C’est le fond du problème : faut-il corseter voire interdire les publicités politiques ou considérer au contraire que c’est un moyen démocratique de faire passer des messages aux électeurs ? Au vu du contexte, cette question est éminemment politique.

Limiter les publicités politiques, c’est porter un coup rude à Donald Trump, qui use et abuse de ces messages, parfois mensongers, sur Facebook. Depuis les élections de midterms de 2018, le président américain a investi 26 millions de dollars en publicités sur Facebook et Google.

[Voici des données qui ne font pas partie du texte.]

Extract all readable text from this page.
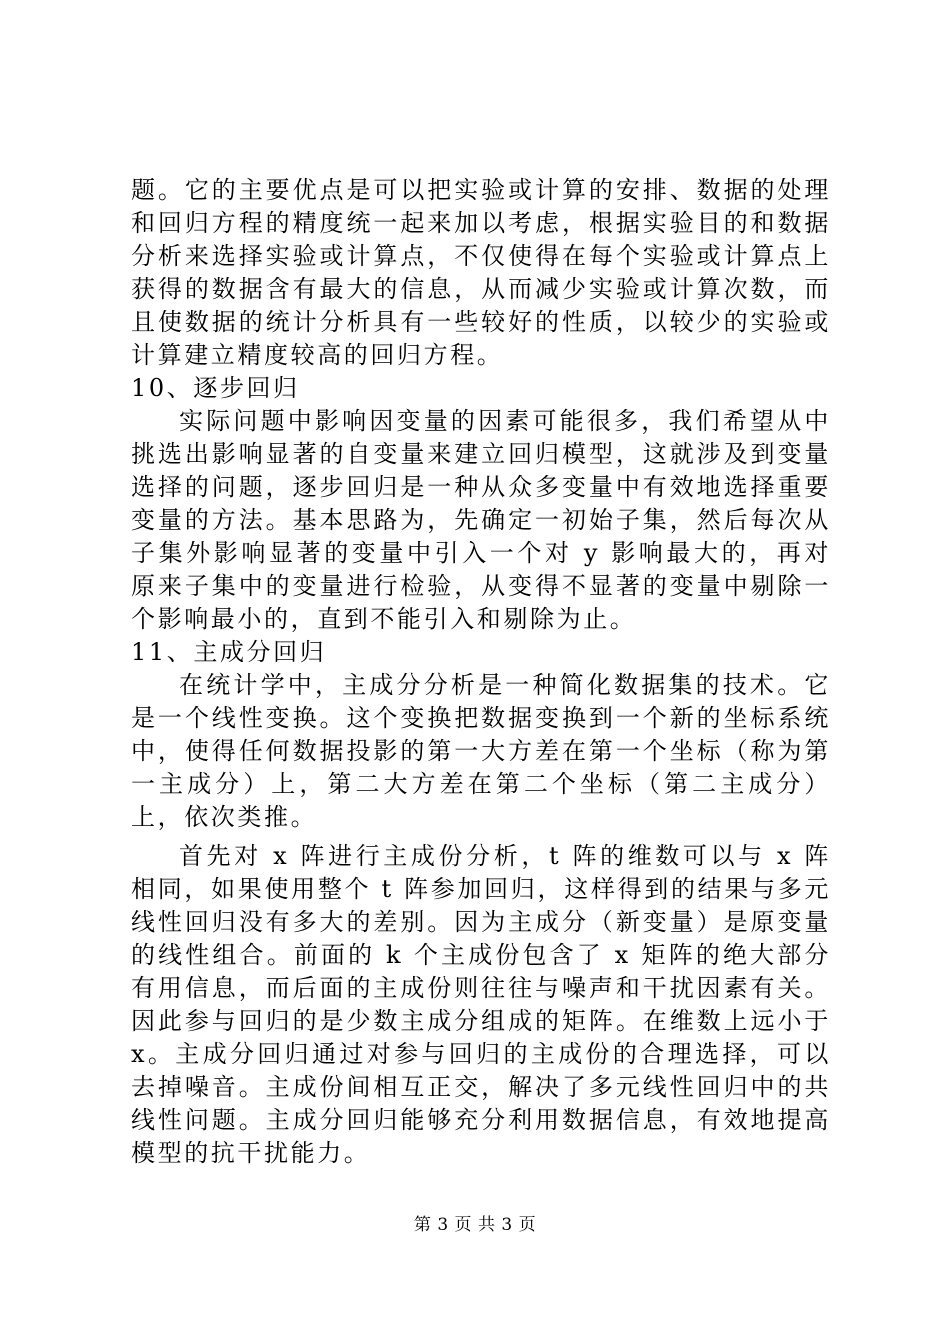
题。它的主要优点是可以把实验或计算的安排、数据的处理和回归方程的精度统一起来加以考虑，根据实验目的和数据分析来选择实验或计算点，不仅使得在每个实验或计算点上获得的数据含有最大的信息，从而减少实验或计算次数，而且使数据的统计分析具有一些较好的性质，以较少的实验或计算建立精度较高的回归方程。

10、逐步回归

实际问题中影响因变量的因素可能很多，我们希望从中挑选出影响显著的自变量来建立回归模型，这就涉及到变量选择的问题，逐步回归是一种从众多变量中有效地选择重要变量的方法。基本思路为，先确定一初始子集，然后每次从子集外影响显著的变量中引入一个对 y 影响最大的，再对原来子集中的变量进行检验，从变得不显著的变量中剔除一个影响最小的，直到不能引入和剔除为止。

11、主成分回归

在统计学中，主成分分析是一种简化数据集的技术。它是一个线性变换。这个变换把数据变换到一个新的坐标系统中，使得任何数据投影的第一大方差在第一个坐标（称为第一主成分）上，第二大方差在第二个坐标（第二主成分）上，依次类推。

首先对 x 阵进行主成份分析，t 阵的维数可以与 x 阵相同，如果使用整个 t 阵参加回归，这样得到的结果与多元线性回归没有多大的差别。因为主成分（新变量）是原变量的线性组合。前面的 k 个主成份包含了 x 矩阵的绝大部分有用信息，而后面的主成份则往往与噪声和干扰因素有关。因此参与回归的是少数主成分组成的矩阵。在维数上远小于 x。主成分回归通过对参与回归的主成份的合理选择，可以去掉噪音。主成份间相互正交，解决了多元线性回归中的共线性问题。主成分回归能够充分利用数据信息，有效地提高模型的抗干扰能力。

第 3 页 共 3 页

Les démocrates sont très divisés sur la question : certains pensent qu’en limitant les publicités politiques, on limitera la désinformation du camp Trump ; d’autres sont au contraire persuadés que ces messages publicitaires micro-targetés peuvent être un moyen de répondre de manière ciblée à cette désinformation.

C’est dans cette logique qu’un super PAC démocrate a injecté récemment 75 millions de dollars dans une campagne en ligne destinée à répondre aux publicités agressives de Trump. Tara McGowan, directrice de ce fonds, est vent debout contre la décision de Google. « Ce changement n’empêchera pas la désinformation », déclare-t-elle au New York Times. « Mais il entravera le travail des équipes de campagnes qui travaillent contre la vague de désinformation et tentent atteindre les électeurs avec des faits ».

Exemple concret : sur YouTube, des dizaines de vidéos soutiennent à tort que la sénatrice démocrate Kamala Harris n’est pas une citoyenne américaine. Ces vidéos, qui atteignent parfois les 100.000 vues, ne sont pas des publicités. Le changement de politique de Google ne s’attaque pas à ce problème. Pas plus que la décision attendue de Facebook sur le sujet.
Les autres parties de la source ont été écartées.